The converse seems hard. I cannot show that when $K,L$ are arbitrary Galois extensions. If they are both finite dimensional, the statement follows from natural irrationality: $\operatorname{Gal}(KL/L)\cong\operatorname{Gal}(K/K\cap L)$, which implies that $[KL:L]=[K:K\cap L]=[K:F]$, therefore $[KL:F]=[K:F][L:F]$, and note that $\varphi$ is injective, thus surjective.
Any help? Thanks!
Best Answer
We need the following lemma.
Lemma Let $K/F$ be a (not necessarily finite dimensional) Galois extension, $L/F$ an arbitrary extension. Clearly $KL/L$ is Galois. Then the restriction map, namely, $\sigma\mapsto \sigma\mid K$ induces an isomorphism $\psi\colon \mathrm{Gal}(KL/L) \rightarrow \mathrm{Gal}(K/K\cap L)$.
Proof: We regard $\mathrm{Gal}(KL/L)$ and $\operatorname{Gal}(K/K\cap L)$ as topological groups with Krull topologies. Clearly $\psi$ is continuous and injective. Let $H = \psi(\mathrm{Gal}(KL/L))$. Since $\mathrm{Gal}(KL/L)$ is compact, $H$ is also compact. Since $\mathrm{Gal}(K/K\cap L)$ is Hausdorff, $H$ is closed. Clearly the fixed subfield of $K$ by $H$ is $K \cap L$. Hence $H = \mathrm{Gal}(K/K\cap L)$ by the fundamental theorem of (not necessarily finite dimensional) Galois theory. This completes the proof.
Now we prove the following proposition with which the OP had a problem.
Proposition Let $K$ and $L$ be Galois extensions of $F$. The restriction of function map, namely, $\sigma\mapsto(\sigma\vert_K,\sigma\vert_L)$ induces a group homomorphism $\varphi\colon\operatorname{Gal}(KL/F)\to\operatorname{Gal}(K/F)\times\operatorname{Gal}(L/F)$. Suppose $K\cap L=F$. Then $\varphi$ is an isomorphism.

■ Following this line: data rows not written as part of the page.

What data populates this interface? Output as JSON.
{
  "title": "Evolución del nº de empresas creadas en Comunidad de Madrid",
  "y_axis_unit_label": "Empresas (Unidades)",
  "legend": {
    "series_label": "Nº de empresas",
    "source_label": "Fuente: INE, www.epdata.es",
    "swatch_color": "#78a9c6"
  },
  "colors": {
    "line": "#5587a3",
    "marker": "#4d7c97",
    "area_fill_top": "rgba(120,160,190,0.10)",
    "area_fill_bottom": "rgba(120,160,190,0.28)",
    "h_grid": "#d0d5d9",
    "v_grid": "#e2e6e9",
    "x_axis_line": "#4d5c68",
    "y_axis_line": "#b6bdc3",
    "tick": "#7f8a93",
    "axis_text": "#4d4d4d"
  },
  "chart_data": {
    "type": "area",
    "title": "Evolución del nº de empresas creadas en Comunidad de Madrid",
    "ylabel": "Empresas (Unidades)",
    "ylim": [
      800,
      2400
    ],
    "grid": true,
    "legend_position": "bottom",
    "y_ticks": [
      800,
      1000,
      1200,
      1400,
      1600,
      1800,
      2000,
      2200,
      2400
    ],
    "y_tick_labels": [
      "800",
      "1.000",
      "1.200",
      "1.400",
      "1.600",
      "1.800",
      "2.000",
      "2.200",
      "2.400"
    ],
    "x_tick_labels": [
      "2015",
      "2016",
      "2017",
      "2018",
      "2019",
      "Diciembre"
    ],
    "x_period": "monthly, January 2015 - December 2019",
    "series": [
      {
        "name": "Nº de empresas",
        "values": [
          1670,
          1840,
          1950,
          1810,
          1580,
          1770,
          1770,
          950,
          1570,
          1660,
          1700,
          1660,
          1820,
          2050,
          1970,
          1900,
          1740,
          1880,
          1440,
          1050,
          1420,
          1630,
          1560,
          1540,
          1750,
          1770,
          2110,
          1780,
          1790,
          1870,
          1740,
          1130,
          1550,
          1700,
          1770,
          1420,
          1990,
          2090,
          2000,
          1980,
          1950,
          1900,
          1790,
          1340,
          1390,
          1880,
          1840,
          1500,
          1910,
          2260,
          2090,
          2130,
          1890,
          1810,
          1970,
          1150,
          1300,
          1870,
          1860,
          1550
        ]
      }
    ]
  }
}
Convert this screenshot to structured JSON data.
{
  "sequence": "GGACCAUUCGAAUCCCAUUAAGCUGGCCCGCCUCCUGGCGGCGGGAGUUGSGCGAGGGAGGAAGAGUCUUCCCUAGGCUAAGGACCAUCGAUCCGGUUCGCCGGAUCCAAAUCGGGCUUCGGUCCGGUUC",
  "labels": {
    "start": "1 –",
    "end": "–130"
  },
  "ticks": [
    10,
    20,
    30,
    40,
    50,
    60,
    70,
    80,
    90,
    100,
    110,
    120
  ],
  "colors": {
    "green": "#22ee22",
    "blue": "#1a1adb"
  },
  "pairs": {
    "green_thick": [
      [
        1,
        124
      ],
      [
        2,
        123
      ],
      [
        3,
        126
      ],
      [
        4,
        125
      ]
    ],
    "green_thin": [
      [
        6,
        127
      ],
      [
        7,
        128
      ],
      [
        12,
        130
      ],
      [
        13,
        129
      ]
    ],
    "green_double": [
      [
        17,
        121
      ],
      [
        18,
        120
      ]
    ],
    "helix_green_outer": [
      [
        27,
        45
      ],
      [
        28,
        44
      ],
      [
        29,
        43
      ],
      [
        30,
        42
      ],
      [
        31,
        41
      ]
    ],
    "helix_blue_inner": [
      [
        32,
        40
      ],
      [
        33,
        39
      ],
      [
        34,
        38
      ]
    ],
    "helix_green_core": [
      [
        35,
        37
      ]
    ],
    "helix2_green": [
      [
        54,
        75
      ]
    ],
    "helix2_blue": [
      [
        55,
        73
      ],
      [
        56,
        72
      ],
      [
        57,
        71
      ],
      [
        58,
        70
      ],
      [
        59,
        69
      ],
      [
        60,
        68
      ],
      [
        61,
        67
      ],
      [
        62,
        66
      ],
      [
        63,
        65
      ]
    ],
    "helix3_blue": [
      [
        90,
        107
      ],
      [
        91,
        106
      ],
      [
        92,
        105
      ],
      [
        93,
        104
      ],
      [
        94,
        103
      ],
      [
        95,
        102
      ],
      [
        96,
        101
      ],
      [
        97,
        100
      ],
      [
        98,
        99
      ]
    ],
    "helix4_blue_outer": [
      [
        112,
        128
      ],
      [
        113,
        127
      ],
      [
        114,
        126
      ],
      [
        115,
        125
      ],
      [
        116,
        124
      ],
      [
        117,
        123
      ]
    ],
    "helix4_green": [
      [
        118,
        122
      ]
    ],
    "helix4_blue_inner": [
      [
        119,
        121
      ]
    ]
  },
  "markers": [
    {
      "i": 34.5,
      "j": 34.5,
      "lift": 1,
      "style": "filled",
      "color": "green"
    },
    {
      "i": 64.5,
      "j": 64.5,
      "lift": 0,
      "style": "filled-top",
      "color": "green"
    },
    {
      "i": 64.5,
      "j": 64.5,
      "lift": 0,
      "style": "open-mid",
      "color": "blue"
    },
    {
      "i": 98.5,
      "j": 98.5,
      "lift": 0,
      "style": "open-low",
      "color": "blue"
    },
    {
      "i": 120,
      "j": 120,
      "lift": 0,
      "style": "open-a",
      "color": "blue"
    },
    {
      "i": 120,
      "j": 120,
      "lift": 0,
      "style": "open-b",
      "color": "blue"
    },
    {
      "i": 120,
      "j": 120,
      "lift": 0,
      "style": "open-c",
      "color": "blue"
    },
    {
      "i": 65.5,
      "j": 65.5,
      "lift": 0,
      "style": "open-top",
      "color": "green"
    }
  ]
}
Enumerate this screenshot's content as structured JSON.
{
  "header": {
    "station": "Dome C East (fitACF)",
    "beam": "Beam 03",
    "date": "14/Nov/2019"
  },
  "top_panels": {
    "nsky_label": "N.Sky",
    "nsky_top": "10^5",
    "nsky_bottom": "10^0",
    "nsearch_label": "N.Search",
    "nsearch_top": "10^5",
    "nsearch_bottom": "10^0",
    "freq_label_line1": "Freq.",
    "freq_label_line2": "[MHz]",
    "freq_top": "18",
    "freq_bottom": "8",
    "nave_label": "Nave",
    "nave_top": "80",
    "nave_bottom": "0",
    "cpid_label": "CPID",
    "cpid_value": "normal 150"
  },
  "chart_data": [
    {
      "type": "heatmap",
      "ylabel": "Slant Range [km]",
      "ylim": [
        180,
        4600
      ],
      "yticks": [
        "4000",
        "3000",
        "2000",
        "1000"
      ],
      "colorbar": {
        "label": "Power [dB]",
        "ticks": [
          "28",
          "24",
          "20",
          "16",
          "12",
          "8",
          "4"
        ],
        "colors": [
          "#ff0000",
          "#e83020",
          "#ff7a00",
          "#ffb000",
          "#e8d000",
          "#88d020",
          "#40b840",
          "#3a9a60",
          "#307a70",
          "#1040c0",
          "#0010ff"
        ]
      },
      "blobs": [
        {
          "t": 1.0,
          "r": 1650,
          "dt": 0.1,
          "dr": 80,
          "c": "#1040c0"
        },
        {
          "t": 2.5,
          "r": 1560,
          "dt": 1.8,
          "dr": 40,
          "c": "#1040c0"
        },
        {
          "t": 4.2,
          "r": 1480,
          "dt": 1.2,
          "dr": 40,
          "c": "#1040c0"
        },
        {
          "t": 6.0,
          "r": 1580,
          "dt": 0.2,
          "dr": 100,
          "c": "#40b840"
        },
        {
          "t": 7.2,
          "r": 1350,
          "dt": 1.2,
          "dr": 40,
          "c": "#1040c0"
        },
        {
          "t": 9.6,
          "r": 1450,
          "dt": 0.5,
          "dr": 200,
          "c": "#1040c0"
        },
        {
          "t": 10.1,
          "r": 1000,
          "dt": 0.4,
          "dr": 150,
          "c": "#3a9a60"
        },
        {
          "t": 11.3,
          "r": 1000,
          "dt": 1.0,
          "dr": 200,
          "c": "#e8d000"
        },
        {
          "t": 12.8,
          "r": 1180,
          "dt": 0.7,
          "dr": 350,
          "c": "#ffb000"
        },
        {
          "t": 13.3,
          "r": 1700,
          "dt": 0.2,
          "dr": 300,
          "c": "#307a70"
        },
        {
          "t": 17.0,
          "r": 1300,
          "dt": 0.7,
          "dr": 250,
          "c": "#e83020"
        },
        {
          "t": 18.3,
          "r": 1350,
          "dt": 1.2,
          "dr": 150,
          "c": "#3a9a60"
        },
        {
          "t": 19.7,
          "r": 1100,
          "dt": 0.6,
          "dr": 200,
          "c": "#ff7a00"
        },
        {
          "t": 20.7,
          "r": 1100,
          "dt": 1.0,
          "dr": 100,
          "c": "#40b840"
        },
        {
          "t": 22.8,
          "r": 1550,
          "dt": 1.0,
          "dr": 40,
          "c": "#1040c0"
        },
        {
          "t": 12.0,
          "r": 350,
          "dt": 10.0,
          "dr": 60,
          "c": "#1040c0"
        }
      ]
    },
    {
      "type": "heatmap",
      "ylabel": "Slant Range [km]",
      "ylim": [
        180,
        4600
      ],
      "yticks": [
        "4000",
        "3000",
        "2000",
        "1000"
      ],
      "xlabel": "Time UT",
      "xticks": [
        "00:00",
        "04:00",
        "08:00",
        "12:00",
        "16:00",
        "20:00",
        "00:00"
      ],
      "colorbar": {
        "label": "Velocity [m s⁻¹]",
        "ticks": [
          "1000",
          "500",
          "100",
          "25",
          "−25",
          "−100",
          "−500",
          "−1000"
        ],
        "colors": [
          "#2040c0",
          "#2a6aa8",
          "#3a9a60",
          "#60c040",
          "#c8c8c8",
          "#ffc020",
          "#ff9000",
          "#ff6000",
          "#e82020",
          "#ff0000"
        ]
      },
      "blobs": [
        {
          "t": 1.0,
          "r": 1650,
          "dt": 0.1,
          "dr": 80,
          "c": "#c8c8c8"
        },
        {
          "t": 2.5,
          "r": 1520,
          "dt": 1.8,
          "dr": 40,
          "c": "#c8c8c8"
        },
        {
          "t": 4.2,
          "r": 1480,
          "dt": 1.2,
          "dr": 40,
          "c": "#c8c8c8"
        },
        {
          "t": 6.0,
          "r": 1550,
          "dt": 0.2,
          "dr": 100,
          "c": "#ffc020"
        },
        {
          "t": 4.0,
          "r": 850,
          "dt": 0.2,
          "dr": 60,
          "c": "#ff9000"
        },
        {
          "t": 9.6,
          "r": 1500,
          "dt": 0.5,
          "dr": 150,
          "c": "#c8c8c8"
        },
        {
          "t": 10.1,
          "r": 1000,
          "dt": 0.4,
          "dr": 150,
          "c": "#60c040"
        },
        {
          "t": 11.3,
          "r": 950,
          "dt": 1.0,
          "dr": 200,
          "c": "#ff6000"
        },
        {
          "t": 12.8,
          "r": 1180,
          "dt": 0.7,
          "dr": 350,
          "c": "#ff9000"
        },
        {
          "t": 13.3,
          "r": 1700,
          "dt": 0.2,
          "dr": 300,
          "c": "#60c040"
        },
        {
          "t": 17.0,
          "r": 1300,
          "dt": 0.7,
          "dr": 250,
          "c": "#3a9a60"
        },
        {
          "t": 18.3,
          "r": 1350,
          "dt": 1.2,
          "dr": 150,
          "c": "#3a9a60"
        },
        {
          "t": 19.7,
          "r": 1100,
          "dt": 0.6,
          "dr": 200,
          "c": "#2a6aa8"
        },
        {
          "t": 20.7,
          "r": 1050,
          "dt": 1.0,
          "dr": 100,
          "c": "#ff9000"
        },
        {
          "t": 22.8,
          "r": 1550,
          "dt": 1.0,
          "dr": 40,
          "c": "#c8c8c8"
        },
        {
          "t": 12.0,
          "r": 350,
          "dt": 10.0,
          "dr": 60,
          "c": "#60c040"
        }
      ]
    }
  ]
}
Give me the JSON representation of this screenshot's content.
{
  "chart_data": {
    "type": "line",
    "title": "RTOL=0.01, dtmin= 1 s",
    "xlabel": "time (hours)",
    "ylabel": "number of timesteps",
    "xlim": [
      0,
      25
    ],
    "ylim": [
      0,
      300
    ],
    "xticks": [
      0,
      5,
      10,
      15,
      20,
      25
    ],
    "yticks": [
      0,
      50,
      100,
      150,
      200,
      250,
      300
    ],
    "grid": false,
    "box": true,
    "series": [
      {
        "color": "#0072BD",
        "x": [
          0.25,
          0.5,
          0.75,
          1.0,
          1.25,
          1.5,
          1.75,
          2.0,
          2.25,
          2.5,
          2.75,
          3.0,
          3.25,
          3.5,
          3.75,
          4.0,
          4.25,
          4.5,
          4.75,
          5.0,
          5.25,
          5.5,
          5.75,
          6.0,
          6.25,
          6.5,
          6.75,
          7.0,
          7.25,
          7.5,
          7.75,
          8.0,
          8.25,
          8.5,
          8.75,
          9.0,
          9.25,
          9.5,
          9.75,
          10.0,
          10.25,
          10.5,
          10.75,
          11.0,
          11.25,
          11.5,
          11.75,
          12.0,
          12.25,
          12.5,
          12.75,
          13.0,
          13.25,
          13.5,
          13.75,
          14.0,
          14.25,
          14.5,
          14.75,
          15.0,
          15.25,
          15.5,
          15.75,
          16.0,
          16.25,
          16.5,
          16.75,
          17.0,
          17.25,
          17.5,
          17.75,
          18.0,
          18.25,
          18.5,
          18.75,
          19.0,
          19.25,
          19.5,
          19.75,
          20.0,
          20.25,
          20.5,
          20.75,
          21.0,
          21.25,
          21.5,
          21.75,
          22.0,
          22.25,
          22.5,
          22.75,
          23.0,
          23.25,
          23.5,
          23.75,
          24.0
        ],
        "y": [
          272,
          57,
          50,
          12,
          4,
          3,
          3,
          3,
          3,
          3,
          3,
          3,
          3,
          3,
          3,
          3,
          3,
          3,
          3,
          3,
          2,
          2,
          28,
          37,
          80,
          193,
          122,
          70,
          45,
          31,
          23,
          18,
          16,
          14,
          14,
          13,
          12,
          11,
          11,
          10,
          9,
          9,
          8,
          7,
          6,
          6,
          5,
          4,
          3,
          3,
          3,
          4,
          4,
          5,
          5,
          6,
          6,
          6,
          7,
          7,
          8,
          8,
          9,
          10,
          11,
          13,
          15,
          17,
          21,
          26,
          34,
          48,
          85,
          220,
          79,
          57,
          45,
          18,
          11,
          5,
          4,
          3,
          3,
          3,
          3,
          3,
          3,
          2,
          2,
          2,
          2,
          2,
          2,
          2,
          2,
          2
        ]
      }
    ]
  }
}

Proof. Since it is clear that $\varphi$ is injective, it suffices to prove that it is surjective. Let $G_1 = \mathrm{Gal}(K/F), G_2 = \mathrm{Gal}(L/F), G = \mathrm{Gal}(KL/F)$. By the lemma, given $\sigma_1 \in G_1$, there exists $\sigma \in \mathrm{Gal}(KL/L)$ such that $\sigma\mid K = \sigma_1$. Since $\sigma \in G$ and $\sigma\mid L = 1_L$, $G_1\times 1 \subset \varphi(G)$. Similarly $1\times G_2 \subset \varphi(G)$. Hence $G_1\times G_2 = \varphi(G)$. This completes the proof.